Extension of VARA has been hotly criticised (an example
is Thomas Cotter's rather silly 1997 article
on Pragmatism, Economics & the Droit Moral) and
defended (eg the more reasoned article
by Henry Hansmann & Marina Santilli on Authors' &
Artist's Moral Rights: A Comparative Legal & Economic
Analysis). Another perspective is offered by cultural
economist William Landes in his 2001 paper What Has the
Visual Arts Rights Act of 1990 Accomplished? (PDF).
Earlier US debate centred on sculpture (in 1960 prominent
sculptor David Smith publicly 'disowned' a work after a
collector "improved" it by stripping its red paint) and
moral rights in films, sparked by controversy over the colourization
of black & white classics (Casablanca got hit
with the digital spray can, Citizen Kane escaped).
That debate resulted in the 1988 National Film Preservation
Act (NFPA), discussed in Janine McNally's article
on Congressional Limits on Technological Alterations
to Film: the Public Interest & the Artists' Moral Right,
and criticised for empowering archivists rather than artists.
Raphael Winick's 1997 article
on Intellectual Property, Defamation & the Digital
Alteration of Visual Images offers an overview of recent
US developments. An outstanding account of EU developments
is provided by Pascal Kamina's Film Copyright in the
European Union (Cambridge: Cambridge Uni Press 2002).
The Moral Rights provisions
in the Canadian Copyright Act provide for a right of integrity
and a right "where reasonable in the circumstances"
to be "associated with the work as its author by name
or under a pseudonym" (including a right to remain
anonymous in relation to that attribution). Moral rights
under the legislation may not be assigned but may however
be waived in whole or in part. They subsist for the same
term as the copyright in the work.
Mark Lemley's 1995 article
on Rights of Attribution & Integrity in Online Communications
is one of the more cogent examinations of what moral
rights mean online on a day to day basis in the US: are
there rights in email? William Fisher's Theories of Intellectual
in New Essays in the Legal and Political Theory of Property
(Cambridge: Cambridge Uni Press 2001) edited by Stephen
Munzer examines US thinking about the nature of property
and moral rights.
It is complemented by Playing Darts with a Rembrandt:
Public & Private Rights in Cultural Treasures (Ann
Arbor: Uni of Michigan Press 1999), an excellent study by
Joseph Sax, and
Anthony Grafton's The Footnote: A Curious History
(Cambridge: Harvard Uni Press 1997).
For historical perspectives see works by Woodmansee and
Rose cited earlier in this guide.
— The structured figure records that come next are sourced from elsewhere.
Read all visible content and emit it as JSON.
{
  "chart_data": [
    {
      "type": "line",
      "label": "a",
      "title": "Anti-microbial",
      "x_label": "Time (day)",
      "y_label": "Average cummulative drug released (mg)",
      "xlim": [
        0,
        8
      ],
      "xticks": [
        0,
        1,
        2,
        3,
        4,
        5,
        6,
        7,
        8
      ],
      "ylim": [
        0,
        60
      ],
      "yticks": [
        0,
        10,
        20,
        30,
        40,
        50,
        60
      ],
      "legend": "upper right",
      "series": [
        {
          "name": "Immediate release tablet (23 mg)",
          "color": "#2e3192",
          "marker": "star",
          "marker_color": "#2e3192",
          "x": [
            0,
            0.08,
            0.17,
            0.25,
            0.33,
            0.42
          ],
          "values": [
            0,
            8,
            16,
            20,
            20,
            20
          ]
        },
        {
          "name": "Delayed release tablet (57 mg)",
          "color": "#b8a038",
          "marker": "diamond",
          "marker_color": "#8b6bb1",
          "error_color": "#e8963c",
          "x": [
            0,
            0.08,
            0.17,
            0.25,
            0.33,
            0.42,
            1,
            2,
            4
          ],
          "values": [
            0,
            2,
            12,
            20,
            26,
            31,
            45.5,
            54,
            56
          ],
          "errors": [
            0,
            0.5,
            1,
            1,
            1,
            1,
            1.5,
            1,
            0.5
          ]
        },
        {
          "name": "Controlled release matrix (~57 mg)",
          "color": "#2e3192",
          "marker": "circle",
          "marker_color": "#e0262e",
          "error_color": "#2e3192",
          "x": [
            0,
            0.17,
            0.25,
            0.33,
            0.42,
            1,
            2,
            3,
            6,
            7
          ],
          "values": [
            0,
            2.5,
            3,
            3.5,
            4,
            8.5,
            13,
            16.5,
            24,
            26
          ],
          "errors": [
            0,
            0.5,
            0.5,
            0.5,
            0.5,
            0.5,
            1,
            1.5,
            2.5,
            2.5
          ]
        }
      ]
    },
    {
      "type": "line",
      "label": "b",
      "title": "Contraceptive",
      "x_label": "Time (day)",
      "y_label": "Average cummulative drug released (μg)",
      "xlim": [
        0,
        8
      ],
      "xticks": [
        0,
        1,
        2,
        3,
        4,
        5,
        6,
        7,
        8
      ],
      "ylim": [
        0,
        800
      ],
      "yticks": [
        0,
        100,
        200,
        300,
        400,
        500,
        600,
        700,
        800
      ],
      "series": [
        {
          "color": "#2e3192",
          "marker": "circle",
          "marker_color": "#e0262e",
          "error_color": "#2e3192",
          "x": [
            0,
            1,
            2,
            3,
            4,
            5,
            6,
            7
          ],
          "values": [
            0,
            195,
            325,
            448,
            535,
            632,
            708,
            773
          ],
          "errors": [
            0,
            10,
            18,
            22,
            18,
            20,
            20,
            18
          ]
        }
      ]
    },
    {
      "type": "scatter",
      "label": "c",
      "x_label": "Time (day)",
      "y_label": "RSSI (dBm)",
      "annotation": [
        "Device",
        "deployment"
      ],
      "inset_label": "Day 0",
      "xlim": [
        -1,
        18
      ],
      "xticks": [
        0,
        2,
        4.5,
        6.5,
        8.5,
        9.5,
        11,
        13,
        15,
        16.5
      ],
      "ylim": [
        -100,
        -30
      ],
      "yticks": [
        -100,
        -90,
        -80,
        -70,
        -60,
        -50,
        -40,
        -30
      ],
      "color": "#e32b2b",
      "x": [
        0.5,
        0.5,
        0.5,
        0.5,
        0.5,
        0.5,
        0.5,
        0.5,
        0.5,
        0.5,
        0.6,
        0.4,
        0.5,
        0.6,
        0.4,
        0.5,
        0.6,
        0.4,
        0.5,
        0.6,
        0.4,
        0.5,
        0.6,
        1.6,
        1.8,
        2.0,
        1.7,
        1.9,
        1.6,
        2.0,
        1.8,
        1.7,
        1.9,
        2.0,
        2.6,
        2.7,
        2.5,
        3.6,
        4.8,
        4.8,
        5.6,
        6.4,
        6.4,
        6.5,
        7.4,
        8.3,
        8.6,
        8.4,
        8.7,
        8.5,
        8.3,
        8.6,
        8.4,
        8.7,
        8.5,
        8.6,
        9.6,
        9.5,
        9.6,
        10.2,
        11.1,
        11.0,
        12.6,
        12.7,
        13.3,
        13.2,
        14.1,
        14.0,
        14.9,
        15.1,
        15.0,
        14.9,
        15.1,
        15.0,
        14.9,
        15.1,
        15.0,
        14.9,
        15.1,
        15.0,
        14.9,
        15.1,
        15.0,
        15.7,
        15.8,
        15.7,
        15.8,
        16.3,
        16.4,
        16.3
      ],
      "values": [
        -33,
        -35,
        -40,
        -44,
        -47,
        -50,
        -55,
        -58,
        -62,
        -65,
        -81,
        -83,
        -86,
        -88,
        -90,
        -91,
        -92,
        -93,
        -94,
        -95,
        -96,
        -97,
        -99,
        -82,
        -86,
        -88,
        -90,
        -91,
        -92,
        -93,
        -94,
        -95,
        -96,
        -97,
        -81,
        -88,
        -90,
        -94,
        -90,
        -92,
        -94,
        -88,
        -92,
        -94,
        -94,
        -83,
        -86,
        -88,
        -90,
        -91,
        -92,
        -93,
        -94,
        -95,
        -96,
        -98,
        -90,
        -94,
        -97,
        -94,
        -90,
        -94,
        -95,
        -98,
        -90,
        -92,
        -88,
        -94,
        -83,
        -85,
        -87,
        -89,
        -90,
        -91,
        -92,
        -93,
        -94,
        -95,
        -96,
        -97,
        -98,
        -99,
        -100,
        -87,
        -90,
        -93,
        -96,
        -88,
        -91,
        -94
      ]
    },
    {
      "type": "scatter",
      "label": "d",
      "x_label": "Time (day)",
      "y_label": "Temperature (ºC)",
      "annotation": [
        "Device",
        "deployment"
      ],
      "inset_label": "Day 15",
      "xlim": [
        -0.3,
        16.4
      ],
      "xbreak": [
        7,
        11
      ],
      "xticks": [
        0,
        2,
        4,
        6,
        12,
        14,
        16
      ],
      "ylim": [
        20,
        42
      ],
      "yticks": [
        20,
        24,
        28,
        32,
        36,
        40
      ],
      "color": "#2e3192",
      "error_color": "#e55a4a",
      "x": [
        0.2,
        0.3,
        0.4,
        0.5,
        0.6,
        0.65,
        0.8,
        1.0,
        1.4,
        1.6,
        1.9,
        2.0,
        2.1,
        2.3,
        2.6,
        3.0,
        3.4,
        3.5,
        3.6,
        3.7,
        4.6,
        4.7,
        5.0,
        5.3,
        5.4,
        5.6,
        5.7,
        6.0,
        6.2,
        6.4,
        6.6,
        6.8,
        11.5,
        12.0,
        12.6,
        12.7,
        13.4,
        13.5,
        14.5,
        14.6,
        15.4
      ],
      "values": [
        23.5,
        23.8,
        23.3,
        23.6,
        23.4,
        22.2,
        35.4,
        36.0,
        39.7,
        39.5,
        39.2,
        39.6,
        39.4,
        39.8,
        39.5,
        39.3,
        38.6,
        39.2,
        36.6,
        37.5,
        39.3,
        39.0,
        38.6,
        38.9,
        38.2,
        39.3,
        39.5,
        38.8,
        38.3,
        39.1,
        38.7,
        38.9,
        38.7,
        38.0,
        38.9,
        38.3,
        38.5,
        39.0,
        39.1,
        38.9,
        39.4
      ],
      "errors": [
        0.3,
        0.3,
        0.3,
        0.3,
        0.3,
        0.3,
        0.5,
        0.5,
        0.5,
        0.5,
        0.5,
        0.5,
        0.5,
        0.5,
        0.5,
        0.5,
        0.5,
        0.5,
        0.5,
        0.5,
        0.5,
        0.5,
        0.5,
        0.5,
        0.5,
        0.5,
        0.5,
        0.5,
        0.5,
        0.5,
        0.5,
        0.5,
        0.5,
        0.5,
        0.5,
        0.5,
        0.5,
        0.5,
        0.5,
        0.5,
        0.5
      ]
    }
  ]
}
Jane Ginsburg's 'A Tale
of Two Copyrights: Literary Property in Revolutionary France
and America' in Of Authors and Origins (Oxford: Oxford
Uni Press 1994) edited by Brad Sherman & Alain Strowel
offers a succinct analysis of Continental and Anglo-American
traditions, complemented by Gregory Brown's delicious 1999
After the Fall: The Chute of a Play, Droits d’Auteur
& Literary Property in the Old Regime.
droit de suite
The Droit Moral is independent of the Droit de Suite
(discussed in a detailed note here),
a resale royalty for the visual arts.